Le saviez-vous ? On traitait les calculs vésicaux en buvant de l'huile de scorpion

Pendant des siècles, la lithiase urinaire était une condamnation à mort déguisée en diagnostic. Les remèdes proposés étaient parfois plus terrifiants que la maladie elle-même. Et pourtant, un chirurgien du XVIe siècle a tout changé avec une lame et un courage insensé.

Imagine : tu as un calcul vésical gros comme une noix. On est en 1520. Ton médecin te prescrit de l'huile de scorpion bouillie, de la cendre de lièvre brûlé et un bouillon d'escargots. Pendant trois semaines. Résultat : le calcul est toujours là. Et toi, tu vas beaucoup moins bien.

Les calculs urinaires hantaient l'humanité depuis l'Antiquité. On en a retrouvé dans des momies égyptiennes vieilles de 7 000 ans. Hippocrate lui-même en parlait, et jurait ses étudiants de ne JAMAIS tenter de les retirer chirurgicalement. Ce serment a bloqué la médecine pendant vingt siècles. Vingt siècles de tisanes inutiles et de prières.

Le twist arrive au XVIe siècle avec Pierre Franco, un chirurgien français autodidacte, fils de paysan, méprisé par la faculté. En 1561, à Lausanne, il tente l'impossible : ouvrir le ventre d'un nourrisson pour extraire un calcul vésical de la taille d'un œuf. Sans anesthésie, sans antisepsie, avec un bistouri artisanal. L'enfant survit. C'est la première taille hypogastrique réussie de l'histoire.
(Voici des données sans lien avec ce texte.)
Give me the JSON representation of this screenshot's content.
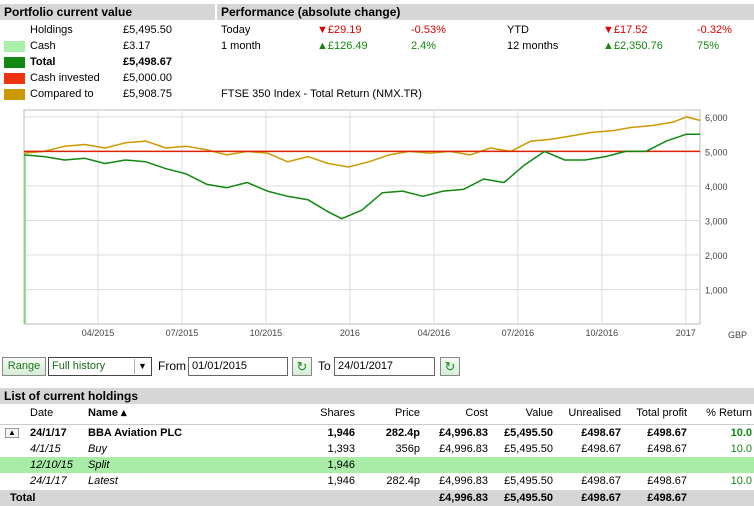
{
  "portfolio": {
    "header": "Portfolio current value",
    "rows": [
      {
        "label": "Holdings",
        "value": "£5,495.50"
      },
      {
        "label": "Cash",
        "value": "£3.17",
        "color": "#aaf0aa"
      },
      {
        "label": "Total",
        "value": "£5,498.67",
        "color": "#118811"
      },
      {
        "label": "Cash invested",
        "value": "£5,000.00",
        "color": "#ee3311"
      },
      {
        "label": "Compared to",
        "value": "£5,908.75",
        "color": "#cc9900"
      }
    ]
  },
  "performance": {
    "header": "Performance (absolute change)",
    "today": {
      "label": "Today",
      "abs": "£29.19",
      "pct": "-0.53%"
    },
    "month": {
      "label": "1 month",
      "abs": "£126.49",
      "pct": "2.4%"
    },
    "ytd": {
      "label": "YTD",
      "abs": "£17.52",
      "pct": "-0.32%"
    },
    "year": {
      "label": "12 months",
      "abs": "£2,350.76",
      "pct": "75%"
    },
    "benchmark": "FTSE 350 Index - Total Return (NMX.TR)"
  },
  "chart_data": {
    "type": "line",
    "x_ticks": [
      "04/2015",
      "07/2015",
      "10/2015",
      "2016",
      "04/2016",
      "07/2016",
      "10/2016",
      "2017"
    ],
    "y_ticks": [
      "1,000",
      "2,000",
      "3,000",
      "4,000",
      "5,000",
      "6,000"
    ],
    "ylim": [
      0,
      6200
    ],
    "unit_label": "GBP",
    "grid": true,
    "series": [
      {
        "key": "compared",
        "color": "#cc9900",
        "points": [
          [
            0,
            4950
          ],
          [
            0.03,
            5000
          ],
          [
            0.06,
            5150
          ],
          [
            0.09,
            5200
          ],
          [
            0.12,
            5100
          ],
          [
            0.15,
            5250
          ],
          [
            0.18,
            5300
          ],
          [
            0.21,
            5100
          ],
          [
            0.24,
            5150
          ],
          [
            0.27,
            5050
          ],
          [
            0.3,
            4900
          ],
          [
            0.33,
            5000
          ],
          [
            0.36,
            4950
          ],
          [
            0.39,
            4700
          ],
          [
            0.42,
            4850
          ],
          [
            0.45,
            4650
          ],
          [
            0.48,
            4550
          ],
          [
            0.51,
            4700
          ],
          [
            0.54,
            4900
          ],
          [
            0.57,
            5000
          ],
          [
            0.6,
            4950
          ],
          [
            0.63,
            5000
          ],
          [
            0.66,
            4900
          ],
          [
            0.69,
            5100
          ],
          [
            0.72,
            5000
          ],
          [
            0.75,
            5300
          ],
          [
            0.78,
            5350
          ],
          [
            0.81,
            5450
          ],
          [
            0.84,
            5550
          ],
          [
            0.87,
            5600
          ],
          [
            0.9,
            5700
          ],
          [
            0.93,
            5750
          ],
          [
            0.96,
            5850
          ],
          [
            0.98,
            6000
          ],
          [
            1.0,
            5900
          ]
        ]
      },
      {
        "key": "cash_invested",
        "color": "#dd2200",
        "points": [
          [
            0,
            5000
          ],
          [
            1.0,
            5000
          ]
        ]
      },
      {
        "key": "total",
        "color": "#118811",
        "points": [
          [
            0,
            4900
          ],
          [
            0.03,
            4850
          ],
          [
            0.06,
            4750
          ],
          [
            0.09,
            4800
          ],
          [
            0.12,
            4650
          ],
          [
            0.15,
            4750
          ],
          [
            0.18,
            4700
          ],
          [
            0.21,
            4500
          ],
          [
            0.24,
            4350
          ],
          [
            0.27,
            4050
          ],
          [
            0.3,
            3950
          ],
          [
            0.33,
            4100
          ],
          [
            0.36,
            3850
          ],
          [
            0.39,
            3700
          ],
          [
            0.42,
            3600
          ],
          [
            0.45,
            3250
          ],
          [
            0.47,
            3050
          ],
          [
            0.5,
            3300
          ],
          [
            0.53,
            3800
          ],
          [
            0.56,
            3850
          ],
          [
            0.59,
            3700
          ],
          [
            0.62,
            3850
          ],
          [
            0.65,
            3900
          ],
          [
            0.68,
            4200
          ],
          [
            0.71,
            4100
          ],
          [
            0.74,
            4600
          ],
          [
            0.77,
            5000
          ],
          [
            0.8,
            4750
          ],
          [
            0.83,
            4750
          ],
          [
            0.86,
            4850
          ],
          [
            0.89,
            5000
          ],
          [
            0.92,
            5000
          ],
          [
            0.95,
            5300
          ],
          [
            0.98,
            5500
          ],
          [
            1.0,
            5500
          ]
        ]
      }
    ]
  },
  "controls": {
    "range_label": "Range",
    "range_value": "Full history",
    "from_label": "From",
    "from_value": "01/01/2015",
    "to_label": "To",
    "to_value": "24/01/2017"
  },
  "holdings": {
    "header": "List of current holdings",
    "columns": {
      "date": "Date",
      "name": "Name ▴",
      "shares": "Shares",
      "price": "Price",
      "cost": "Cost",
      "value": "Value",
      "unrealised": "Unrealised",
      "profit": "Total profit",
      "ret": "% Return"
    },
    "main_row": {
      "date": "24/1/17",
      "name": "BBA Aviation PLC",
      "shares": "1,946",
      "price": "282.4p",
      "cost": "£4,996.83",
      "value": "£5,495.50",
      "unrealised": "£498.67",
      "profit": "£498.67",
      "ret": "10.0"
    },
    "sub_rows": [
      {
        "date": "4/1/15",
        "name": "Buy",
        "shares": "1,393",
        "price": "356p",
        "cost": "£4,996.83",
        "value": "£5,495.50",
        "unrealised": "£498.67",
        "profit": "£498.67",
        "ret": "10.0"
      },
      {
        "date": "12/10/15",
        "name": "Split",
        "shares": "1,946",
        "price": "",
        "cost": "",
        "value": "",
        "unrealised": "",
        "profit": "",
        "ret": ""
      },
      {
        "date": "24/1/17",
        "name": "Latest",
        "shares": "1,946",
        "price": "282.4p",
        "cost": "£4,996.83",
        "value": "£5,495.50",
        "unrealised": "£498.67",
        "profit": "£498.67",
        "ret": "10.0"
      }
    ],
    "total_row": {
      "label": "Total",
      "cost": "£4,996.83",
      "value": "£5,495.50",
      "unrealised": "£498.67",
      "profit": "£498.67"
    }
  }
}
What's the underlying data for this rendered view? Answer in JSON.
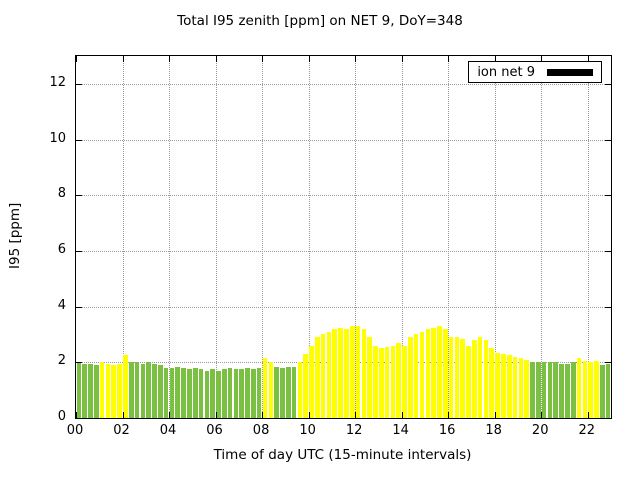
{
  "chart_data": {
    "type": "bar",
    "title": "Total I95 zenith [ppm] on NET 9, DoY=348",
    "xlabel": "Time of day UTC (15-minute intervals)",
    "ylabel": "I95 [ppm]",
    "legend": {
      "label": "ion net 9",
      "swatch_color": "#000000",
      "position": "top-right"
    },
    "xlim": [
      0,
      23
    ],
    "ylim": [
      0,
      13
    ],
    "xticks": [
      0,
      2,
      4,
      6,
      8,
      10,
      12,
      14,
      16,
      18,
      20,
      22
    ],
    "xtick_labels": [
      "00",
      "02",
      "04",
      "06",
      "08",
      "10",
      "12",
      "14",
      "16",
      "18",
      "20",
      "22"
    ],
    "yticks": [
      0,
      2,
      4,
      6,
      8,
      10,
      12
    ],
    "ytick_labels": [
      "0",
      "2",
      "4",
      "6",
      "8",
      "10",
      "12"
    ],
    "grid": true,
    "interval_minutes": 15,
    "bar_colors": {
      "green": "#7ac143",
      "yellow": "#ffff00"
    },
    "times": [
      "00:00",
      "00:15",
      "00:30",
      "00:45",
      "01:00",
      "01:15",
      "01:30",
      "01:45",
      "02:00",
      "02:15",
      "02:30",
      "02:45",
      "03:00",
      "03:15",
      "03:30",
      "03:45",
      "04:00",
      "04:15",
      "04:30",
      "04:45",
      "05:00",
      "05:15",
      "05:30",
      "05:45",
      "06:00",
      "06:15",
      "06:30",
      "06:45",
      "07:00",
      "07:15",
      "07:30",
      "07:45",
      "08:00",
      "08:15",
      "08:30",
      "08:45",
      "09:00",
      "09:15",
      "09:30",
      "09:45",
      "10:00",
      "10:15",
      "10:30",
      "10:45",
      "11:00",
      "11:15",
      "11:30",
      "11:45",
      "12:00",
      "12:15",
      "12:30",
      "12:45",
      "13:00",
      "13:15",
      "13:30",
      "13:45",
      "14:00",
      "14:15",
      "14:30",
      "14:45",
      "15:00",
      "15:15",
      "15:30",
      "15:45",
      "16:00",
      "16:15",
      "16:30",
      "16:45",
      "17:00",
      "17:15",
      "17:30",
      "17:45",
      "18:00",
      "18:15",
      "18:30",
      "18:45",
      "19:00",
      "19:15",
      "19:30",
      "19:45",
      "20:00",
      "20:15",
      "20:30",
      "20:45",
      "21:00",
      "21:15",
      "21:30",
      "21:45",
      "22:00",
      "22:15",
      "22:30",
      "22:45"
    ],
    "values": [
      2.0,
      1.95,
      1.95,
      1.9,
      2.0,
      1.95,
      1.9,
      1.95,
      2.25,
      2.0,
      2.0,
      1.95,
      2.0,
      1.95,
      1.9,
      1.8,
      1.8,
      1.85,
      1.8,
      1.75,
      1.8,
      1.75,
      1.7,
      1.75,
      1.7,
      1.75,
      1.8,
      1.75,
      1.75,
      1.8,
      1.75,
      1.8,
      2.15,
      2.0,
      1.85,
      1.8,
      1.85,
      1.85,
      2.0,
      2.3,
      2.6,
      2.9,
      3.0,
      3.1,
      3.2,
      3.25,
      3.2,
      3.3,
      3.3,
      3.2,
      2.9,
      2.6,
      2.5,
      2.55,
      2.6,
      2.7,
      2.6,
      2.9,
      3.0,
      3.1,
      3.2,
      3.25,
      3.3,
      3.2,
      2.9,
      2.9,
      2.85,
      2.6,
      2.8,
      2.9,
      2.8,
      2.5,
      2.35,
      2.3,
      2.25,
      2.2,
      2.15,
      2.1,
      2.0,
      2.0,
      2.0,
      2.0,
      2.0,
      1.95,
      1.95,
      2.0,
      2.15,
      2.05,
      2.0,
      2.05,
      1.9,
      1.95
    ],
    "colors": [
      "green",
      "green",
      "green",
      "green",
      "yellow",
      "yellow",
      "yellow",
      "yellow",
      "yellow",
      "green",
      "green",
      "green",
      "green",
      "green",
      "green",
      "green",
      "green",
      "green",
      "green",
      "green",
      "green",
      "green",
      "green",
      "green",
      "green",
      "green",
      "green",
      "green",
      "green",
      "green",
      "green",
      "green",
      "yellow",
      "yellow",
      "green",
      "green",
      "green",
      "green",
      "yellow",
      "yellow",
      "yellow",
      "yellow",
      "yellow",
      "yellow",
      "yellow",
      "yellow",
      "yellow",
      "yellow",
      "yellow",
      "yellow",
      "yellow",
      "yellow",
      "yellow",
      "yellow",
      "yellow",
      "yellow",
      "yellow",
      "yellow",
      "yellow",
      "yellow",
      "yellow",
      "yellow",
      "yellow",
      "yellow",
      "yellow",
      "yellow",
      "yellow",
      "yellow",
      "yellow",
      "yellow",
      "yellow",
      "yellow",
      "yellow",
      "yellow",
      "yellow",
      "yellow",
      "yellow",
      "yellow",
      "green",
      "green",
      "green",
      "green",
      "green",
      "green",
      "green",
      "green",
      "yellow",
      "yellow",
      "yellow",
      "yellow",
      "green",
      "green"
    ]
  }
}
Mais voilà le détail qui tue : Franco était barbier-chirurgien, pas médecin. Il n'avait pas le droit légal d'opérer. L'établissement médical de l'époque a tenté de le faire interdire d'exercer. Son seul crime ? Avoir sauvé une vie que les docteurs diplômés condamnaient.

Cette technique chirurgicale qu'il a posée a directement inspiré la lithotomie périnéale, pratiquée pendant encore trois siècles. Et aujourd'hui, quand un patient revient avec une ordonnance pour un alpha-bloquant après colique néphrétique, ou qu'on lui parle de lithotripsie par ondes de choc, c'est cette même obsession de débarrasser l'organisme de ses calculs qui continue. Quatre millénaires plus tard, on cherche encore la même chose. On s'y prend juste un peu mieux qu'avec l'huile de scorpion.